El Mar

El farallón de Sardina

Y oí morirme sin prisa,
que en la imagen de piedra dolorida
amaban juntos la gloria y el infierno.
Allí, donde amanecen los abismos,
donde la mar en sombras se desnuda
mostrando la hermosura de su cuerpo.

(Del poema “ Farallón de Sardina “)


 

 


Se remoja Gáldar en el Atlántico desde la punta de Guanarteme hasta la tranquila rada del Juncal. Una larga orilla escabrosa, cuajada de salientes puntas y calas remansadas a donde llega y se vuelve la mar a ratos brava, ya suavemente mansa, permanentemente pregonera de la vocación marinera de la que fuera hidalga Villa de los Caballeros.

Surtida despensa de una rica y variada fauna marina y ancha puerta de entrada y salida por más de cuatro siglos de las rutas que llevan y traen de todas las partes del mundo, la mar ribereña de Gáldar, sonoro poema de la toponimia popular, ocupa un aparte especial en su Historia, avalado desde épocas ancestrales por el tesoro patrimonial de los monumentos funerarios del Clavo y El Agujero, con el perdurable testimonio de Sardina y las Caletas de Arriba y Abajo, sólidos cimientos del auge económico de otros entonces y hoy apacibles rincones del ocio y el vacacional descanso veraniego.

A tiempos de muy atrás se remontan las noticias primeras sobre Sardina. Tomando su nombre, se dice, del patronímico Sardinha, perteneciente al marino portugués, en este punto de la costa desembarcado para entorpecer la conquista española de la isla, fue la playa de Sardina, hasta los años veinte de la vigésima centuria y con Las Nieves agaetera y el puerto de La Luz, el más activo enclave del litoral grancanario. Aquí arribaron embarcaciones de toda clase y pabellones con las más diversas mercancías, trocadas al regreso por los exquisitos productos de las fértiles vegas de la comarca, bajados al mismo embarcadero por el camino de “las cuatro esquinas “, en camellos y reatas, en las carretas chirriantes con yuntas. Incesante y beneficiosa actividad compartida con las Caletas, cuando el fuerte “ viento de abajo “, que dicen los marineros, hacía imposible acercarse a las orillas de Las Nieves y Sardina.

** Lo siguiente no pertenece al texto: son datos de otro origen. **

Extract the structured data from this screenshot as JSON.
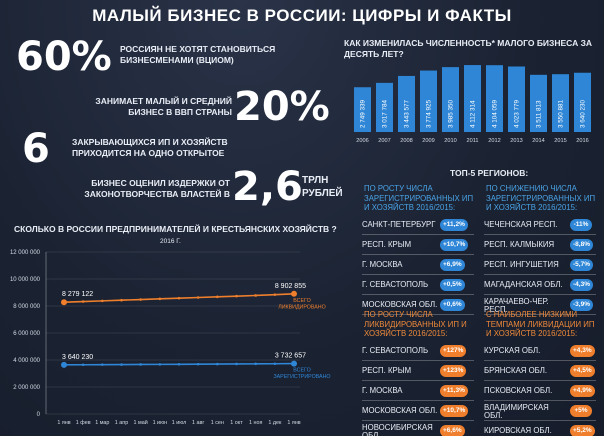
{
  "page_title": "МАЛЫЙ БИЗНЕС В РОССИИ: ЦИФРЫ И ФАКТЫ",
  "facts": [
    {
      "value": "60%",
      "text": "РОССИЯН НЕ ХОТЯТ СТАНОВИТЬСЯ БИЗНЕСМЕНАМИ (ВЦИОМ)"
    },
    {
      "value": "20%",
      "text": "ЗАНИМАЕТ МАЛЫЙ И СРЕДНИЙ БИЗНЕС В ВВП СТРАНЫ"
    },
    {
      "value": "6",
      "text": "ЗАКРЫВАЮЩИХСЯ ИП И ХОЗЯЙСТВ ПРИХОДИТСЯ НА ОДНО ОТКРЫТОЕ"
    },
    {
      "value": "2,6",
      "unit": "ТРЛН РУБЛЕЙ",
      "text": "БИЗНЕС ОЦЕНИЛ ИЗДЕРЖКИ ОТ ЗАКОНОТВОРЧЕСТВА ВЛАСТЕЙ В"
    }
  ],
  "regions": {
    "title": "ТОП-5 РЕГИОНОВ:",
    "groups": [
      {
        "heading": "ПО РОСТУ ЧИСЛА ЗАРЕГИСТРИРОВАННЫХ ИП И ХОЗЯЙСТВ 2016/2015:",
        "color": "blue",
        "rows": [
          {
            "name": "САНКТ-ПЕТЕРБУРГ",
            "value": "+11,2%"
          },
          {
            "name": "РЕСП. КРЫМ",
            "value": "+10,7%"
          },
          {
            "name": "Г. МОСКВА",
            "value": "+6,9%"
          },
          {
            "name": "Г. СЕВАСТОПОЛЬ",
            "value": "+0,5%"
          },
          {
            "name": "МОСКОВСКАЯ ОБЛ.",
            "value": "+0,6%"
          }
        ]
      },
      {
        "heading": "ПО СНИЖЕНИЮ ЧИСЛА ЗАРЕГИСТРИРОВАННЫХ ИП И ХОЗЯЙСТВ 2016/2015:",
        "color": "blue",
        "rows": [
          {
            "name": "ЧЕЧЕНСКАЯ РЕСП.",
            "value": "-11%"
          },
          {
            "name": "РЕСП. КАЛМЫКИЯ",
            "value": "-8,8%"
          },
          {
            "name": "РЕСП. ИНГУШЕТИЯ",
            "value": "-5,7%"
          },
          {
            "name": "МАГАДАНСКАЯ ОБЛ.",
            "value": "-4,3%"
          },
          {
            "name": "КАРАЧАЕВО-ЧЕР. РЕСП.",
            "value": "-3,9%"
          }
        ]
      },
      {
        "heading": "ПО РОСТУ ЧИСЛА ЛИКВИДИРОВАННЫХ ИП И ХОЗЯЙСТВ 2016/2015:",
        "color": "orange",
        "rows": [
          {
            "name": "Г. СЕВАСТОПОЛЬ",
            "value": "+127%"
          },
          {
            "name": "РЕСП. КРЫМ",
            "value": "+123%"
          },
          {
            "name": "Г. МОСКВА",
            "value": "+11,3%"
          },
          {
            "name": "МОСКОВСКАЯ ОБЛ.",
            "value": "+10,7%"
          },
          {
            "name": "НОВОСИБИРСКАЯ ОБЛ.",
            "value": "+6,6%"
          }
        ]
      },
      {
        "heading": "С НАИБОЛЕЕ НИЗКИМИ ТЕМПАМИ ЛИКВИДАЦИИ ИП И ХОЗЯЙСТВ 2016/2015:",
        "color": "orange",
        "rows": [
          {
            "name": "КУРСКАЯ ОБЛ.",
            "value": "+4,3%"
          },
          {
            "name": "БРЯНСКАЯ ОБЛ.",
            "value": "+4,5%"
          },
          {
            "name": "ПСКОВСКАЯ ОБЛ.",
            "value": "+4,9%"
          },
          {
            "name": "ВЛАДИМИРСКАЯ ОБЛ.",
            "value": "+5%"
          },
          {
            "name": "КИРОВСКАЯ ОБЛ.",
            "value": "+5,2%"
          }
        ]
      }
    ]
  },
  "colors": {
    "blue": "#2f86d6",
    "orange": "#ef7f2c",
    "bar": "#2f86d6"
  },
  "chart_data": [
    {
      "type": "bar",
      "title": "КАК ИЗМЕНИЛАСЬ ЧИСЛЕННОСТЬ* МАЛОГО БИЗНЕСА ЗА ДЕСЯТЬ ЛЕТ?",
      "categories": [
        "2006",
        "2007",
        "2008",
        "2009",
        "2010",
        "2011",
        "2012",
        "2013",
        "2014",
        "2015",
        "2016"
      ],
      "values": [
        2749339,
        3017784,
        3443577,
        3774925,
        3985350,
        4112314,
        4104059,
        4023779,
        3511813,
        3550881,
        3640230
      ],
      "value_labels": [
        "2 749 339",
        "3 017 784",
        "3 443 577",
        "3 774 925",
        "3 985 350",
        "4 112 314",
        "4 104 059",
        "4 023 779",
        "3 511 813",
        "3 550 881",
        "3 640 230"
      ],
      "ylim": [
        0,
        4300000
      ],
      "grid": false
    },
    {
      "type": "line",
      "title": "СКОЛЬКО В РОССИИ ПРЕДПРИНИМАТЕЛЕЙ И КРЕСТЬЯНСКИХ ХОЗЯЙСТВ ?",
      "subtitle": "2016 Г.",
      "categories": [
        "1 янв",
        "1 фев",
        "1 мар",
        "1 апр",
        "1 май",
        "1 июн",
        "1 июл",
        "1 авг",
        "1 сен",
        "1 окт",
        "1 ноя",
        "1 дек",
        "1 янв"
      ],
      "y_ticks": [
        "0",
        "2 000 000",
        "4 000 000",
        "6 000 000",
        "8 000 000",
        "10 000 000",
        "12 000 000"
      ],
      "ylim": [
        0,
        12000000
      ],
      "grid": true,
      "series": [
        {
          "name": "ВСЕГО ЛИКВИДИРОВАНО",
          "color": "#ef7f2c",
          "values": [
            8279122,
            8330000,
            8380000,
            8430000,
            8480000,
            8530000,
            8580000,
            8630000,
            8680000,
            8730000,
            8780000,
            8840000,
            8902855
          ],
          "start_label": "8 279 122",
          "end_label": "8 902 855"
        },
        {
          "name": "ВСЕГО ЗАРЕГИСТРИРОВАНО",
          "color": "#2f86d6",
          "values": [
            3640230,
            3648000,
            3655000,
            3662000,
            3668000,
            3675000,
            3682000,
            3690000,
            3698000,
            3706000,
            3714000,
            3723000,
            3732657
          ],
          "start_label": "3 640 230",
          "end_label": "3 732 657"
        }
      ]
    }
  ]
}
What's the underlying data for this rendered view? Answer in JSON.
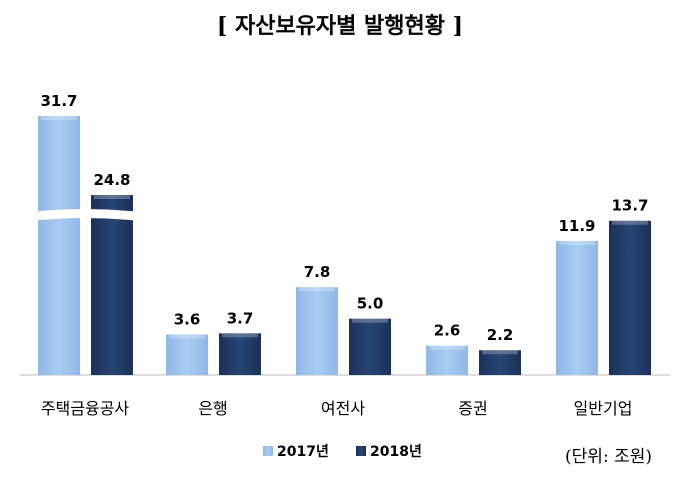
{
  "chart_data": {
    "type": "bar",
    "title": "[ 자산보유자별  발행현황 ]",
    "unit_note": "(단위:  조원)",
    "categories": [
      "주택금융공사",
      "은행",
      "여전사",
      "증권",
      "일반기업"
    ],
    "series": [
      {
        "name": "2017년",
        "color": "#9dc3ee",
        "values": [
          31.7,
          3.6,
          7.8,
          2.6,
          11.9
        ]
      },
      {
        "name": "2018년",
        "color": "#1f3864",
        "values": [
          24.8,
          3.7,
          5.0,
          2.2,
          13.7
        ]
      }
    ],
    "value_labels": [
      [
        "31.7",
        "3.6",
        "7.8",
        "2.6",
        "11.9"
      ],
      [
        "24.8",
        "3.7",
        "5.0",
        "2.2",
        "13.7"
      ]
    ],
    "axis_break_category": 0,
    "legend_position": "bottom-center",
    "grid": false
  }
}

Las comunicaciones con Las Palmas a través de la red de carreteras y la proliferación de los vehículos de motor, propiciaron la decadencia de aquel próspero tráfico marítimo y la desidiosa desaparición, al correr de los años, de los muelles de Sardina y Caleta de Abajo, así como el desuso de los atracaderos de Caleta de Arriba, El Agujero y los tantos otros esparcidos por el alargado litoral, dejando solo para nostalgias y añoranzas, las entrañables viñetas de los veleros en las vísperas jacobeas, el tocar puerto de los “ correillos “, el trasiego de ilustres viajeros, civiles, eclesiásticos y militares, los viejos relatos sobre los corsarios insurgentes, las sospechosas cuarentenas de las epidemias contagiosas, el martillar de los carpinteros de ribera a la sombra de los riscos de Caleta de Arriba, y las dolidas maguas del faro perdido, de las historias de voces y aparecidos en la playa de Sardina la noche de San Juan, las faenas pescadoras del chinchorro, el sancocho familiar de los días del Pino y la Virgen de Guía en las Caletas y Bocabarranco, en Los Roques y La Furnia, la pesca con caña tomatera de lebranchos y panchonas, de viejas y sargos.

Hoy vuelve Gáldar, vestida de nuevo, a su larga orilla atlántica. Por caminos que ya no huelen a tierra ni a tarajales, donde dejaron de cantar calandrias y carretas, desnudos de andares pescadores y parranderos. Caminos detenidos en el blanco de la muralla que esconde a la mar vacía de goletas y bergantines, de pabellones de color. Donde rendidos al progreso perdieron sus nombres los charcos y el encanto de la soledad los entrañables bañaderos de antaño.